Yesterday was Labor Day, which means today is something of a holiday itself. It’s the time when you’re supposed to collect all of the white items in your closet and banish them to storage for the next two seasons. Or so says a century olds fashion dictate that has somehow loomed large in the public’s conscious despite the fact that the actual fashion industry has ignored it for decades if not more.
The types that love to tell you what to wear take greater pleasure these days in explaining exactly how to wear white after labor day rather than tell you not to. No one blinks when an actress is decked out in a couture white gown to pick up an Oscar statuette months after Labor Day has come and gone (as Jennifer Lawrence did in 2014). Whites dot the Fall collections of even the most proper legacy fashion houses, and, as the most frequent retort to the rule points out, Coco Chanel herself famously wore white year-round.
Fashion has moved on from a rule that apparently dates back to turn of the century New York City society women.
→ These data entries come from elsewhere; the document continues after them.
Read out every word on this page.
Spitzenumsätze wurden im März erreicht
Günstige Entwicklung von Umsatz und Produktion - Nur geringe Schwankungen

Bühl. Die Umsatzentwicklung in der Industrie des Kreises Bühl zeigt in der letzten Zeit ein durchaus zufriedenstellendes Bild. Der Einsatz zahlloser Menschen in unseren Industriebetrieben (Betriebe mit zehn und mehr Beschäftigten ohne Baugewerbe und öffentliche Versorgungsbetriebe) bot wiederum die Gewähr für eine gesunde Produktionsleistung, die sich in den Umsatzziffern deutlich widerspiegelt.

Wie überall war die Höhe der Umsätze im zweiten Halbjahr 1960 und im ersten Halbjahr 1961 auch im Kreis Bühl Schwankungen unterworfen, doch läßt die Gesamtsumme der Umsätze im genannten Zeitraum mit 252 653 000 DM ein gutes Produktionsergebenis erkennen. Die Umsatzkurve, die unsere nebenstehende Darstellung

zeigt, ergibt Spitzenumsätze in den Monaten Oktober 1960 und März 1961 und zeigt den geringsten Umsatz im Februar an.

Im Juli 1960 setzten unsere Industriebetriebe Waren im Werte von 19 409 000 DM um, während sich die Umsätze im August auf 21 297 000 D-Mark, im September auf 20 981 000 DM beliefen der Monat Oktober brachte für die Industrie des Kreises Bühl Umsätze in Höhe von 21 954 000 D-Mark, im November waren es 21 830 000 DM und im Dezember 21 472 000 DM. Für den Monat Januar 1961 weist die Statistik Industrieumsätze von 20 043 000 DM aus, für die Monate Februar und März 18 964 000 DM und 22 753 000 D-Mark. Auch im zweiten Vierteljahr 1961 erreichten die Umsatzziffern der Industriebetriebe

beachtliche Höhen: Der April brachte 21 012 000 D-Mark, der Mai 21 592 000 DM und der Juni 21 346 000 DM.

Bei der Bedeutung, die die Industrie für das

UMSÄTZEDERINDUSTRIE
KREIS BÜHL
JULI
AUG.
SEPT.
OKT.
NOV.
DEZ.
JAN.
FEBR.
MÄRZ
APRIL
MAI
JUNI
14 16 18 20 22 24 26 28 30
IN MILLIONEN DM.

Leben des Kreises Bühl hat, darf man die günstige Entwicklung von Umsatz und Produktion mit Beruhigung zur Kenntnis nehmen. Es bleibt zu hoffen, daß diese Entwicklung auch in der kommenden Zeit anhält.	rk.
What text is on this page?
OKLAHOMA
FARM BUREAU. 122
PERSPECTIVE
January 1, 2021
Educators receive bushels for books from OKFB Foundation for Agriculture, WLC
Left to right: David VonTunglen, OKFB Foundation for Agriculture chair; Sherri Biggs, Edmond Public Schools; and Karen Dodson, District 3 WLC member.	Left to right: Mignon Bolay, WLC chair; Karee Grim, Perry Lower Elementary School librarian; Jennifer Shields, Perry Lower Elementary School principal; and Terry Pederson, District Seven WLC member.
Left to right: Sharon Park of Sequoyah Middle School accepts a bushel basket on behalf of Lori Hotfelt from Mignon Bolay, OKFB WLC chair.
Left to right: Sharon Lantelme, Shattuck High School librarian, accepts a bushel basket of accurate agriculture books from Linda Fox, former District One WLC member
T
The industry is currently more interested in breaking down the traditional barriers between both seasons and gender (seasonless unisex is very in afterall) than keeping old rules in checks. In fact, the industry delights in breaking them. It used to be that the general rule was that a sleeve should be short enough as to not encumber the proper usage of one’s hands, and yet…
The “no white after Labor Day” adage has moved on from actual rule to something of a punchline (with either fashion or proper stuffy types often meant as the target). It is an undying meme. In fact, over the weekend satirist of the moment, John Oliver, sank his teeth into the rule and suggested seemingly frivolous rules to go along with other holidays.
“Honestly, we should be using more holidays as arbitrary points to stop doing things,” quipped the comic. “For instance, we should have a rule that after Thanksgiven you should stop decorating your home with Gords. Its cute in October, it’s acceptable but obnoxiously folksy in November, but after that, you’re just keeping loose produce lying around.”
It’s popped up elsewhere as a punchline before.
On Fraiser, the uptight and proper character of Niles Crane once said that his idea of true love involved “sharing a laugh together when you see someone wearing white after Labor Day.”
S. Epatha Merkerson’s character om Law and Order once wanted to “add a charge of felony bad taste” to the wrap sheet of suspects dressed in white during the chilly month.
Notable cinematic fashion victim Josie Grose of Never Been Kissed wore white after Labor Day, only to have the look stained in an embarrassing cafeteria fiasco.
It is also, apparently, one of the most memorable punchlines in the 2005 Dukes of Hazzard Movie (though, we imagine it didn’t have much competition).
Perhaps the most memorable “no white after Labor Day” moment in pop culture comes towards the end of John Waters’ Serial Mom. Kathleen Turner’s murderous housewife ruthlessly kills people over all matters of social faux pas (including, we suspect revealing spoilers without proper warning, so consider this yours), and caps off her spree by bludgeoning a woman for the crime of wearing white in the FAll.
As it turns out, Waters himself is actually a remaining devotee of the rule.
The meme, of course, is now even a literal meme.
It’s easy to imagine why the rule has such staying power as a punchline. Both fashion and high scoiety manners seem to many to be full of frivilous rules (and in fashion’s case, they change all the time). “No white after Labor Day” has become the most well known, and the quickest to pull to mind when someone wants to skewer them all. So while banishment of white after the start of Fall may no longer be a practice many actually follow, jokes about the rule will probably remain a fashion for a long while.